Influence of Shroud Seal Dimensions on Aerodynamic Performance of Steam Turbine Stages: Part II — Hole-Pattern Seal

Abstract

The hole-pattern seal is usually used as a replacement of honeycomb seal due to their similarities in geometry and performance (leakage and rotordynamic). Compared with the honeycomb seal, the hole-pattern seal is easier to be manufactured and installed thus it is welcomed by the manufactures. However, most current literatures about the hole-pattern seal mainly addressed the rotordynamic characteristic of the shaft seal. Almost no research attempts to give an insight into the aerodynamic performance of the hole-pattern seal applied in turbine stages. Therefore, the main objective of the present paper is to investigate how the hole-pattern seal geometries, i.e. sealing clearance, hole-diameter and hole-depth, affect the aerodynamic performance of the steam turbine stages.

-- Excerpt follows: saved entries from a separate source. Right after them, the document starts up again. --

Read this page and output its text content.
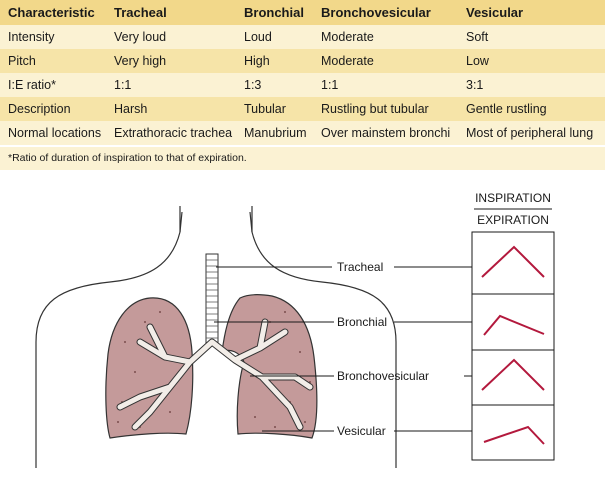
Characteristic	Tracheal	Bronchial	Bronchovesicular	Vesicular
Intensity	Very loud	Loud	Moderate	Soft
Pitch	Very high	High	Moderate	Low
I:E ratio*	1:1	1:3	1:1	3:1
Description	Harsh	Tubular	Rustling but tubular	Gentle rustling
Normal locations	Extrathoracic trachea	Manubrium	Over mainstem bronchi	Most of peripheral lung
*Ratio of duration of inspiration to that of expiration.
Tracheal
Bronchial
Bronchovesicular
Vesicular
INSPIRATION
EXPIRATION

With the commercial CFD (Computational Fluid Dynamics) software ANSYS CFX11.0, the leakage rates and aerodynamic efficiencies for the two stages with hole-pattern shroud seals were obtained and compared with those configured with honeycomb shroud seals at a range of seal dimensions. The results show that the leakage rate from the hole-pattern shroud seal is a bit higher than that from the honeycomb shroud seal at the same geometrical parameters (i.e. sealing clearance, hole/cell-diameter and hole/cell-depth). However, for these two configurations, the aerodynamic efficiencies are very close at the small sealing clearance cases. Big differences are shown at the large sealing clearance cases due to the difference in hole-area ratio. For the turbine stages with various hole-diameters and hole-depths, the aerodynamic performance of the turbine stages with honeycomb/hole-pattern seals are mainly affected by the flow patterns at the seal outlet if the sealing clearance is fixed. The sealing clearance has little effect on the flow pattern in the cells/holes, but it has a significant effect on the flow fields in the seal outlet chamber, thus affects the secondary flow development in the downstream flow paths.